Her mother had said she had been orphaned and raised in a foster family. Her father's mother and father had died in an accident before Sam was born. No uncles. No aunts. No grandparents.

A flash of recognition leaped in her heart when she looked at the boy in the family photo. But that was because they looked alike, she told herself. Remember what a computer can do.

But who would possibly attempt such an elaborate and cruel hoax?

She touched the birth certificate. "I have a copy of my own. It's different. It says David Carroll is my father."

The man smiled. "They can be forged."

"My point exactly," she said. "One of them has been."

"Granted," he said. "But the picture doesn't lie."

"I know what computers can do. Anyone could take my mother's photo, make her younger, doctor photos of the children."

"But why make the effort?"

"You tell me," she said, trying to keep her voice steady.

The door rattled. She jumped, her nerves jangled. All three of them looked toward it, but the tall man blocked her view. Someone was not taking the closed sign seriously.

Her mother? But her mother was on a buying trip to Taos. Sam wouldn't be able to reach her. Possibly not until tomorrow.

The door rattled again, and she managed to slip around the two men. Terri. Her best friend who helped with the books at Wonders.

"Get rid of whoever it is," the older man ordered.

"It's a friend of mine. She knows I'm here alone. She can see you two. She won't leave now, not without knowing I'm all right. You look...intimidating. If I don't open the door, she'll go down the street to police headquarters."

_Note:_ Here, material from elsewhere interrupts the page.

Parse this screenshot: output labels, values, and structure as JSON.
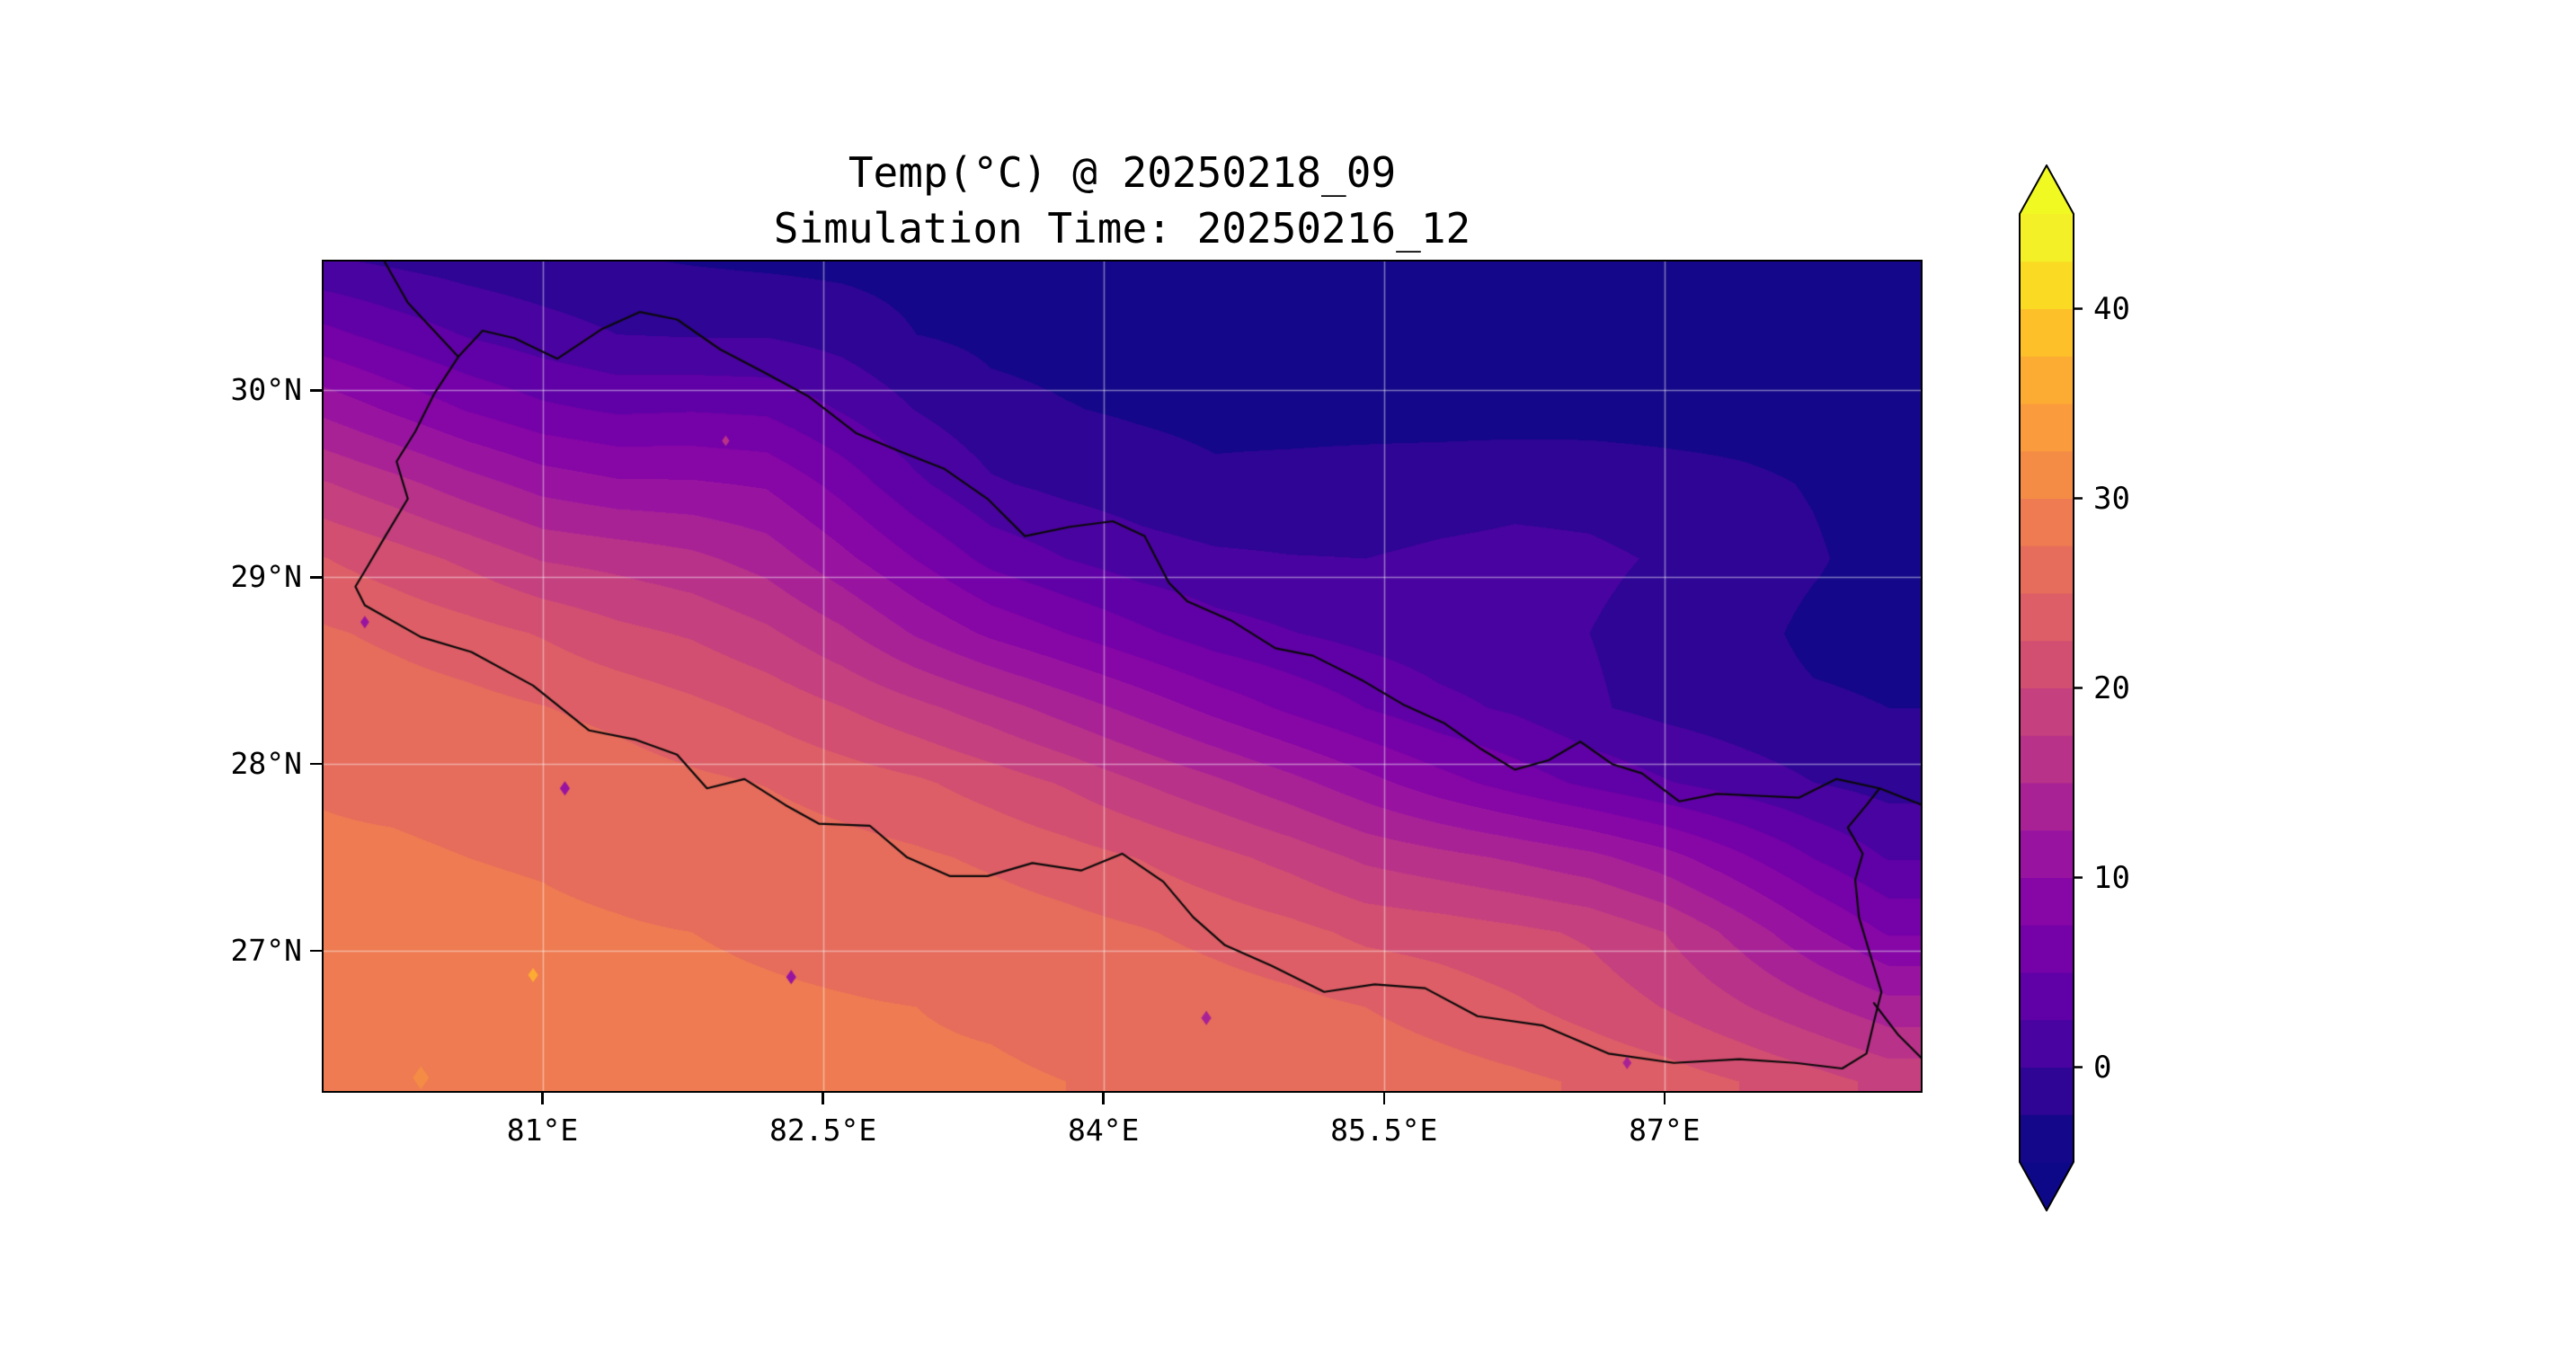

"Then tell her you're all right and get rid of her."

"No." She felt more in control now. Terri would do exactly what she'd said. Her friend would be as suspicious of the two men as Sam had been when they first entered.

The older man gave her an odd look of approval. "Your papa doesn't have much time left. He's real sick."

She forced her gaze away from him and back to Terri. Her friend had capped her eyes against the sun and was peering inside. In seconds, she would be running down to the police station.

Did Sam want that?

No. Not until she talked to her mother. Not until she made some sense of something that made no sense.

She knew she had to find out whether there was even a thread of truth to their tale. She had to know whether she had a birth father she hadn't known existed. And a brother. Not only a brother but a twin.

How many years had she dreamed of having a big brother?

No, it's impossible.

Ignoring the two men, she went to the door and opened it. Terri had been leaning against the door so hard she stumbled, then caught herself. Her gaze shot to the two men, then she turned back to Sam.

"What's wrong?" Terri asked, starting to back out the door.

"Miss Carroll was giving us a..." The younger one said, glancing at Sam, obviously expecting her to supply the rest of the excuse, as if there were no doubt that she would.

"Private viewing," Sam said, hating to give him even that much.

"A private viewing," her visitor concurred. "We're just leaving." He turned to Sam.

"We'll get back to you about that picture tomorrow."

The two politely passed Terri but left an aura of menace behind them.

The tension in the shop dissipated noticeably, and for a brief moment Sam wondered whether the visit had happened at all.